Before I could start this project, I had to request and gain access to WMF’s private data servers. I started this before my Outreachy internship period officially began as it can sometimes take a couple weeks to get everything sorted out. This process entailed:
- signing a volunteer/intern NDA
- signing Acknowledgement of Wikimedia Server Access Responsibilities form
- determining which servers I needed access to for my projects
- creating a developer MediaWiki account
- opening a Phabricator ticket with my request
- creating a SSH keypair for production shell access
Once I got access to the servers, I still had work on my end to get everything set up. This was a little confusing, but I documented my steps here (hopefully this will help others requesting access in the future). Now, I could ssh into the WMF servers and run Hive queries through the command line.
Before starting to generate a new readership report, I read through a couple of the last editions to familiarize myself with the metrics and queries. Tilman, my mentor (who had previously been creating these reports), sent me his Google sheets where he’s been capturing this data and generating charts.
Running the queries and updating the data wasn’t especially hard since this part is already well documented and for the most part I simply had to update the date range. However, as I started this project, I realized I had only a fuzzy understanding of Hadoop from a video I watched a few years ago, so I took some time for personal learning. I gained experience with Hive, MySQL, and Hadoop MapReduce while working on this project.
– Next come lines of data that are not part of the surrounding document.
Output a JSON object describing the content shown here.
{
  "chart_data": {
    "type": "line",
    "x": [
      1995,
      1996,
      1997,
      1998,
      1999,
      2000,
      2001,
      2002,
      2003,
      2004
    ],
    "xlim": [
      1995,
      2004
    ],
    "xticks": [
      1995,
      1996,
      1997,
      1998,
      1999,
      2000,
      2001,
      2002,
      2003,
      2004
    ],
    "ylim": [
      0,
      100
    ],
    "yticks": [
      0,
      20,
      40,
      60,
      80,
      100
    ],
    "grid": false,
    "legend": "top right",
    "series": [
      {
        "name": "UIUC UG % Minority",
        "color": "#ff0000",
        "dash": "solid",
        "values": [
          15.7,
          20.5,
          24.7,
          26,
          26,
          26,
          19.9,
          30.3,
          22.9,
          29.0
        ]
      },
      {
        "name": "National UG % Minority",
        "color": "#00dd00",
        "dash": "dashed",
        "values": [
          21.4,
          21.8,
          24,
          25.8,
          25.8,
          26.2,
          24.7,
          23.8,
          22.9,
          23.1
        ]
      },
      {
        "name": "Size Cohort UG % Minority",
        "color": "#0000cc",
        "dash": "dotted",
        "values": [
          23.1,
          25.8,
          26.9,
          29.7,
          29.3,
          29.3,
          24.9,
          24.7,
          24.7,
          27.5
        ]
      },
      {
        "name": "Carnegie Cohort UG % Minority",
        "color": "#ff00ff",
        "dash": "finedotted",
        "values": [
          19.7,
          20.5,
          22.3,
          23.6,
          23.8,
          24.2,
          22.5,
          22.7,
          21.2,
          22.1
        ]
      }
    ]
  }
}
Here are the resources I used:
- I watched this 1 hour video which is a great intro to MapReduce
- Hadoop in Practice (ch 1 + 10)
- Hadoop, The Definitive Guide (ch 1 + 12)
- Hive Language Manual
- Hive Cheatsheet for SQL Users
Apache Hive was developed by Facebook as an open source data warehouse infrastructure for querying and analyzing huge volumes of data stored in Hadoop clusters. Hive makes it easy to run SQL-like queries (called HiveQL) as MapReduce jobs in Hadoop. My previous experience with SQL was useful in quickly getting up to speed with HiveQL.
Apache Hadoop is an open source software for distributed storage and processing of very large data sets. The storage part is the Hadoop Distributed File System (HDFS) and the processing part is Hadoop MapReduce.
It’s probably worth mentioning that although they are still widely used in industry, MapReduce and Hive are slightly outdated technologies and there are faster options available.
Once I felt more comfortable with these technologies, I finished generating the data by running queries in Hive, updating the Google sheets and charts, and calculating average values for the timespan of the report.
Next, it was time to make sense of all the data and catch any anomalies and patterns. This part was super interesting. I learned the (obvious) lesson that things aren’t always what they seem and sometimes the data doesn’t back up one’s initial assumptions.
Specifically, there was a large spike in pageviews on November 9, 2016. Of course, I assumed this was due to the US Presidential Election, but I had to prove it through the data. One way to do this was to investigate along the country dimension, and find the countries with the largest change around this time. However, when I ran the to query to do this, I found that the US showed no unusual growth around this time. This doesn’t necessarily disprove my theory, but doesn’t support it. After more investigating, I couldn’t find a good answer to explain the spike and it wasn’t worth spending more time looking into it.
I wrote the draft up in Google Doc with input from Tilman, and sent it out to the appropriate WMF mailing lists. I posted the report and all the charts to the Wikimedia Commons.
This was a fun project to assimilate myself with some of the most important WMF metrics while providing useful information to members of the Wikimedia community. If you’re interested in learning more about these metrics, be on the lookout for the next report in early February!